Petition für Schließung von Praxen: Physio ohne Anfassen

Weil sich in Physiotherapie-Praxen Therapeuten und Patienten so nah sind, fordert eine Petition sofortige Praxis-Schließungen in Hamburg.

Massageroboter knetet einen auf dem Bauch liegenden Mann

Garantiert keine Gefahr für eine Tröpfcheninfektion: Massageroboter Foto: Fabian Strauch/dpa

Hamburg taz | Für einen Liter Desinfektionszeug müsse er mittlerweile 100 Euro zahlen, klagt der Physiotherapeut Sung-Sik Park aus Jenfeld. Und dann brauche es auch noch zwei bis drei Wochen Lieferzeit, bis es da sei. Auch Schutzanzüge und Masken seien überall ausverkauft. Wie er so seine sechs Mitarbeiter:innen und die Patient:innen schützen soll, fragt sich Park, der seit über zwanzig Jahren seine Praxis betreibt. Schon seit der vergangenen Woche habe er sein Team in Kurzarbeit geschickt. Wie es weiter gehen soll, in der Corona-Krise, weiß der Hamburger Physiotherapeut derzeit nicht.

Und er ist mit diesen Sorgen nicht allein: Die Schutzanzüge, die die Therapeut:innen ihrer Physiotherapiepraxis tragen, hat Natascha Strothteicher gerade noch im Baumarkt „zusammengekratzt“, wie sie sagt. Es sind weiße Maleranzüge.

Genau wie Park klagt auch die Eigentümerin des E.A.R.-Therapiecentrums in Norderstedt darüber, dass sehr viele Patient:innen Termine absagten. Sie habe 20 Mitarbeiter:innen und Fixkosten von mehr als 50.000 Euro im Monat. „Ein finanzieller Albtraum“, sagt Strothteicher. Auf der anderen Seite wolle sie aber ihre Mitarbeiter:innen und Patient:innen nicht gefährden, die ohnehin oft zur Risikogruppe für das Coronavirus gehören.

Ihre Therapeut:innen machten Hausbesuche. Einige Patient:innen, gerade in der Logo- und Ergotherapie, würden zudem per Videoapp behandelt. Das sei theoretisch sogar aus dem Home-Office möglich, aber nicht bei allen Patient:innen sinnvoll. „Menschen, die Gleichgewichtsstörungen haben, können Sie nicht vor dem Computer therapieren. Das ist viel zu gefährlich“, sagt Strothteicher.

Finanzielle Entschädigung gefordert

Sie sieht nur eine Lösung für das Dilemma: Die Schließung aller solchen Praxen und eine damit verbundene finanzielle Entschädigung.

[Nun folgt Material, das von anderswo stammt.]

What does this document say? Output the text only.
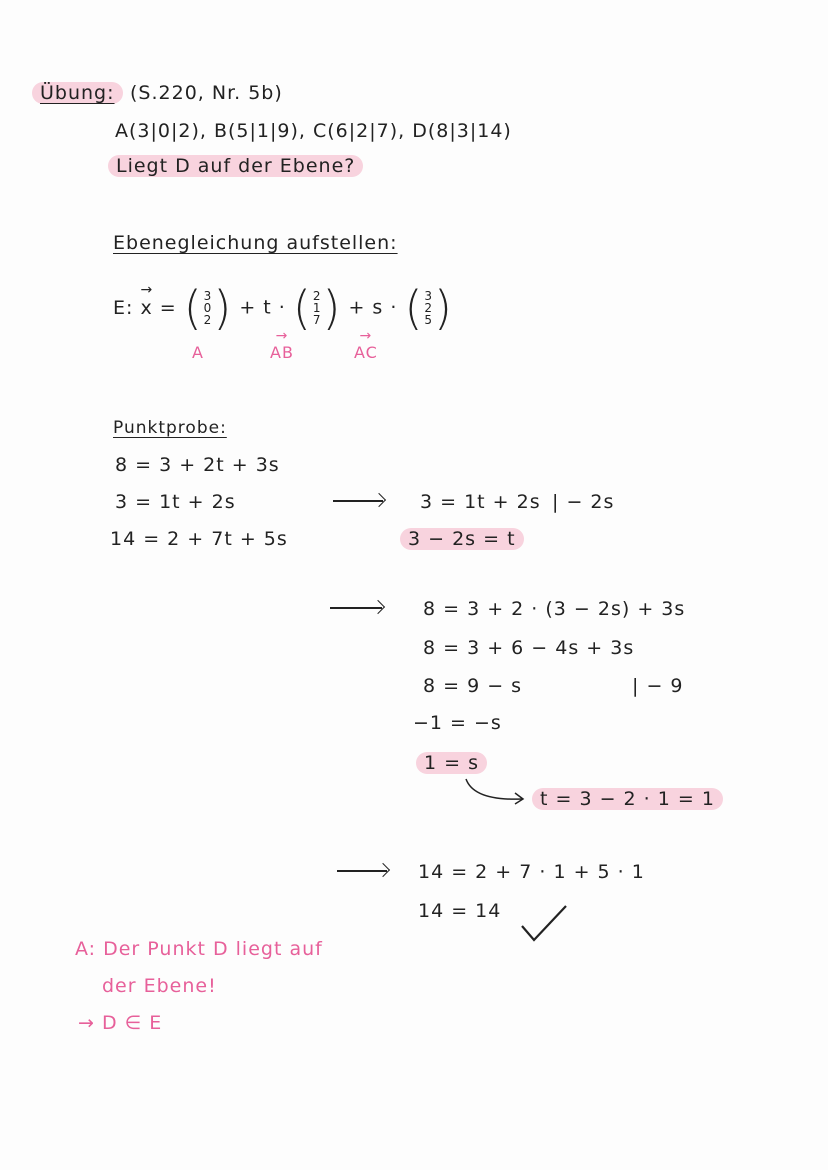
Übung: (S.220, Nr. 5b)
A(3|0|2), B(5|1|9), C(6|2|7), D(8|3|14)
Liegt D auf der Ebene?
Ebenegleichung aufstellen:
E: → x = ( 3
0
2 ) + t · ( 2
1
7 ) + s · ( 3
2
5 )
A	→ AB	→ AC
Punktprobe:
8 = 3 + 2t + 3s
3 = 1t + 2s
14 = 2 + 7t + 5s
3 = 1t + 2s | − 2s
3 − 2s = t
8 = 3 + 2 · (3 − 2s) + 3s
8 = 3 + 6 − 4s + 3s
8 = 9 − s	| − 9
−1 = −s
1 = s
t = 3 − 2 · 1 = 1
14 = 2 + 7 · 1 + 5 · 1
14 = 14
A: Der Punkt D liegt auf
der Ebene!
→ D ∈ E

Eben das fordert auch die Petition „Hamburg: Heilmittelpraxen schließen sofort“. Von solchen Praxen für Physio-, Ergotherapie oder Logopädie gehe die Gefahr aus, dass sie zum Multiplikator würden und „die Infektionswelle mit all ihren Folgen damit deutlich“ beschleunigten. Deshalb solle es nur noch eine therapeutische Notfallversorgung geben. Bisher haben 80 Menschen die Petition unterstützt.

Die Stadt Hamburg hat am Sonntag eine Allgemeinverfügung verabschiedet, die besagt, dass zwar Geschäfte wie Friseure oder Nagelstudios geschlossen werden müssen, weil es hier einen so engen Körperkontakt gibt, Heilmittelpraxen sind hiervon jedoch ausgenommen. Laut der Gesundheitsbehörde ist auch nicht geplant, daran etwas zu ändern: „Physiotherapeuten gehören zur bedarfsnotwendigen Gesundheitsversorgung und müssen deshalb verfügbar bleiben“, sagt Behördensprecherin Anja Segert.

Der Deutsche Verband für Physiotherapie rät auf seiner Homepage derzeit nicht dazu, Praxen selbst zu schließen, weil es dann nur „sehr begrenzt Entschädigungen geben“ werde. Es müsse „zuerst die Frage der Entschädigung geklärt sein, damit dann die Schließungen nicht in den Ruin führen“. Das verhandele der Verband mit der Politik derzeit auf Bundes- und Landesebene.

Strothteicher ist für eine Notversorgung. Patient:innen die etwa auf Lymphdrainagen angewiesen seien, könnten darauf nicht einfach verzichten, sonst lagere sich Wasser in Armen und Beinen ab. Aber wenn die Therapeut:innen Hausbesuche machten, müsse die Politik dafür sorgen, dass sie geschützt seien.